The Police on its part have also met all the stakeholders in the election to ensure that there is a peaceful outing.

It is in pursuance of that that the Police authorities have deployed 31,000 policemen to guard the Edo election. That, ordinarily should ensure that all goes well. But that will not be the first time Police is deploying such huge numbers of its men to elections that did not quite turn out free and fair. Last November, the Police had deployed 35,000 policemen to monitor the guber contest in Kogi State. Yet, there were tales of rigging, ballot box snatching, harassment and even violence wherein the women leader of the PDP, Salome Abuh, was burnt to death in her own house. Where were the 35,000 policemen?

That means that the presence of policemen, whether in thousands or millions does not necessarily guaranty that all shall be well. Will Edo case be different?

It is interesting that INEC on its part has put in several measures to ensure the conduct is smooth and not end as an inconclusive exercise. The idea of monitoring both the distribution of electoral materials and the conduct of the polls itself, electronically sounds re-assuring. But will it stand the test of the push from desperate politicians and their followers?

Again, the idea of colour-coding the ballot papers from local government to local government, will go a long way to ensuring that the process goes well.

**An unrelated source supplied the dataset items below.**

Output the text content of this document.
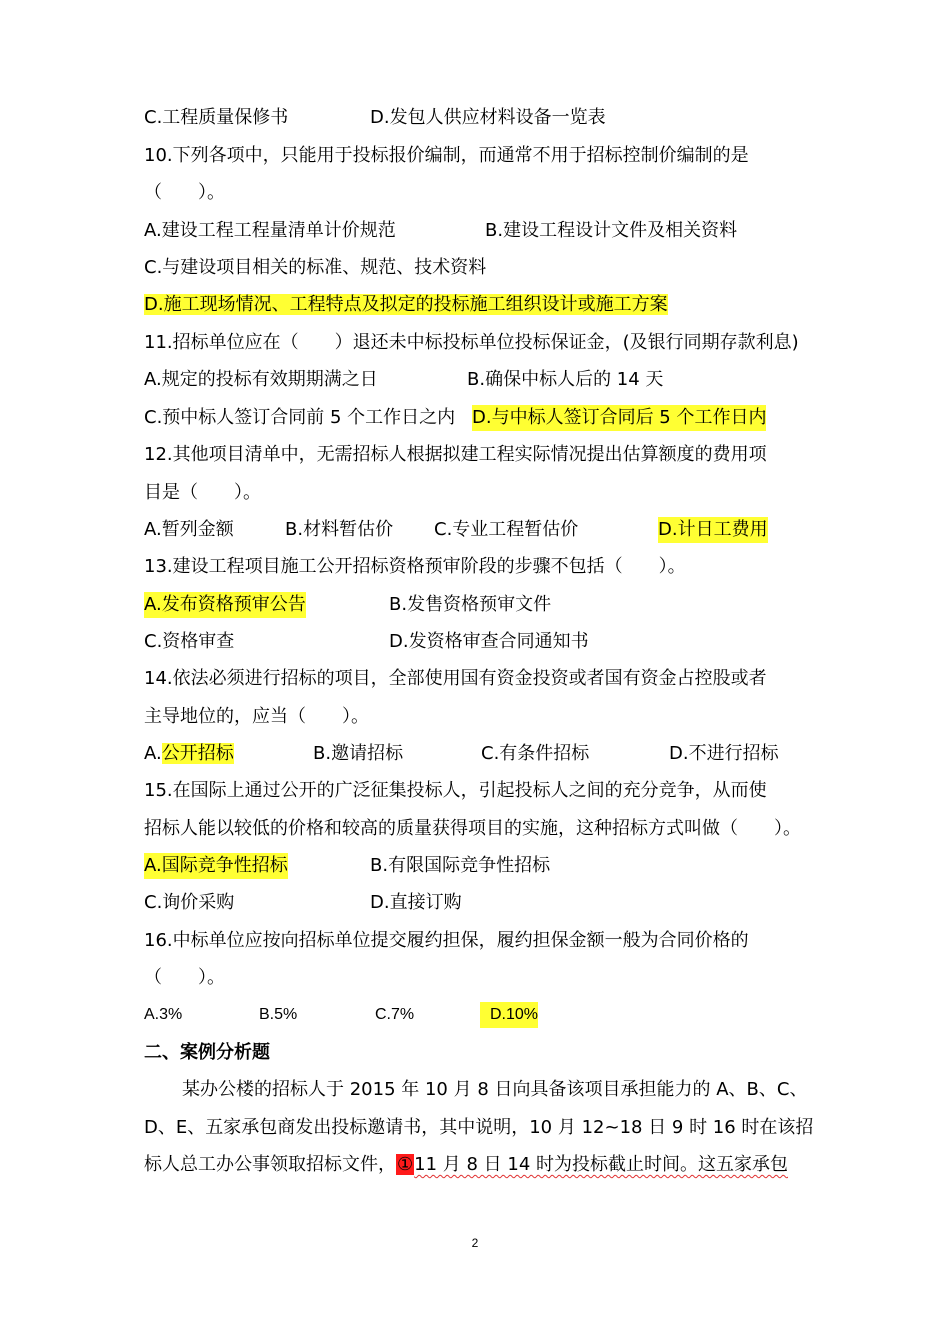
C.工程质量保修书	D.发包人供应材料设备一览表
10.下列各项中，只能用于投标报价编制，而通常不用于招标控制价编制的是
（　　）。
A.建设工程工程量清单计价规范	B.建设工程设计文件及相关资料
C.与建设项目相关的标准、规范、技术资料
D.施工现场情况、工程特点及拟定的投标施工组织设计或施工方案
11.招标单位应在（　　）退还未中标投标单位投标保证金，(及银行同期存款利息)
A.规定的投标有效期期满之日	B.确保中标人后的 14 天
C.预中标人签订合同前 5 个工作日之内 D.与中标人签订合同后 5 个工作日内
12.其他项目清单中，无需招标人根据拟建工程实际情况提出估算额度的费用项
目是（　　）。
A.暂列金额	B.材料暂估价 C.专业工程暂估价	D.计日工费用
13.建设工程项目施工公开招标资格预审阶段的步骤不包括（　　）。
A.发布资格预审公告	B.发售资格预审文件
C.资格审查	D.发资格审查合同通知书
14.依法必须进行招标的项目，全部使用国有资金投资或者国有资金占控股或者
主导地位的，应当（　　）。
A.公开招标	B.邀请招标	C.有条件招标	D.不进行招标
15.在国际上通过公开的广泛征集投标人，引起投标人之间的充分竞争，从而使
招标人能以较低的价格和较高的质量获得项目的实施，这种招标方式叫做（　　）。
A.国际竞争性招标	B.有限国际竞争性招标
C.询价采购	D.直接订购
16.中标单位应按向招标单位提交履约担保，履约担保金额一般为合同价格的
（　　）。
A.3%	B.5%	C.7%	D.10%
二、案例分析题
某办公楼的招标人于 2015 年 10 月 8 日向具备该项目承担能力的 A、B、C、
D、E、五家承包商发出投标邀请书，其中说明，10 月 12~18 日 9 时 16 时在该招
标人总工办公事领取招标文件，①11 月 8 日 14 时为投标截止时间。这五家承包
2
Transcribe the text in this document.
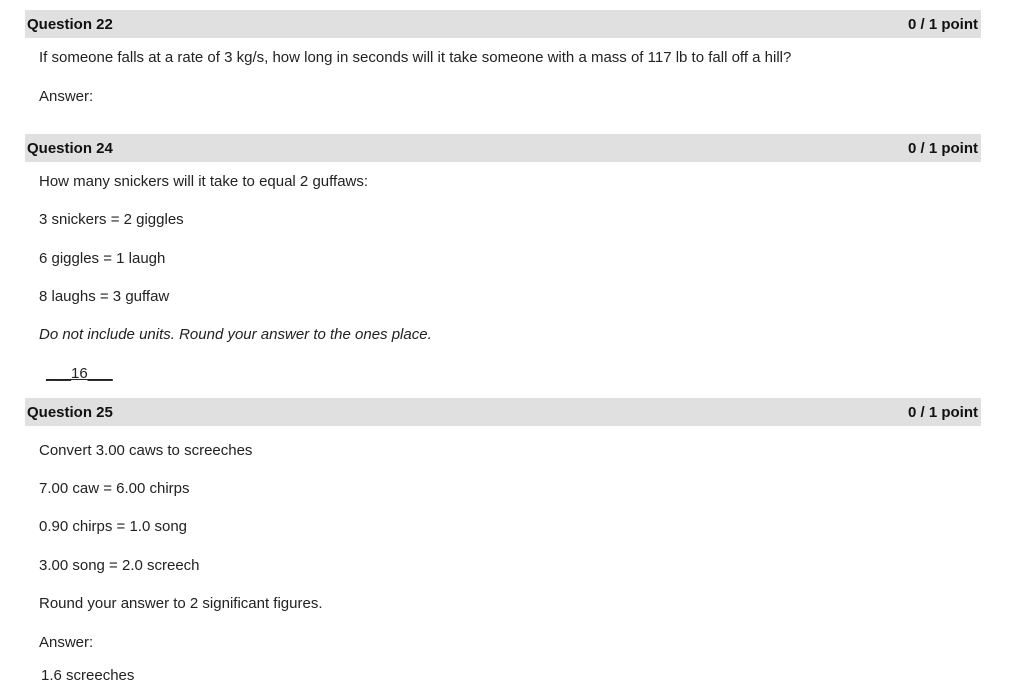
Question 22	0 / 1 point
If someone falls at a rate of 3 kg/s, how long in seconds will it take someone with a mass of 117 lb to fall off a hill?
Answer:
Question 24	0 / 1 point
How many snickers will it take to equal 2 guffaws:
3 snickers = 2 giggles
6 giggles = 1 laugh
8 laughs = 3 guffaw
Do not include units. Round your answer to the ones place.
___16___
Question 25	0 / 1 point
Convert 3.00 caws to screeches
7.00 caw = 6.00 chirps
0.90 chirps = 1.0 song
3.00 song = 2.0 screech
Round your answer to 2 significant figures.
Answer:
1.6 screeches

Ultimately however, technology will be allowed to be efficient only if man allows it. The smoothness and validity of the election will hugely depend on how the political actors decide to play. If they adhere and respect the spirit and content of the many accords that have been signed and the understandings reached, Edo will witness free and fair election.

But if on the other hand, the political malfeasance in the demagogues decide to take control of the system, we shall find out that all that has been planned are mere balderdash.

The next level of the worry is what will eventually happen to those who defy the peace accords. What is the sanction that will be meted out to them? This has become even more crucial because usually, election offenders are never prosecuted.

With the involvement of the royal father in Edo State, is there any metaphysical punishment for defying the appeal of the monarch? Bishop Kukah likened the peace accord to “exchange of vows” between couples. The duo have literally sworn before the gods and the oracles of the heavenly God to be peaceful. Would they be faithful to it? When the terms of such vows are compromised, are sanctions visited on the violators? Indeed, will these peace accords count tomorrow? We wait.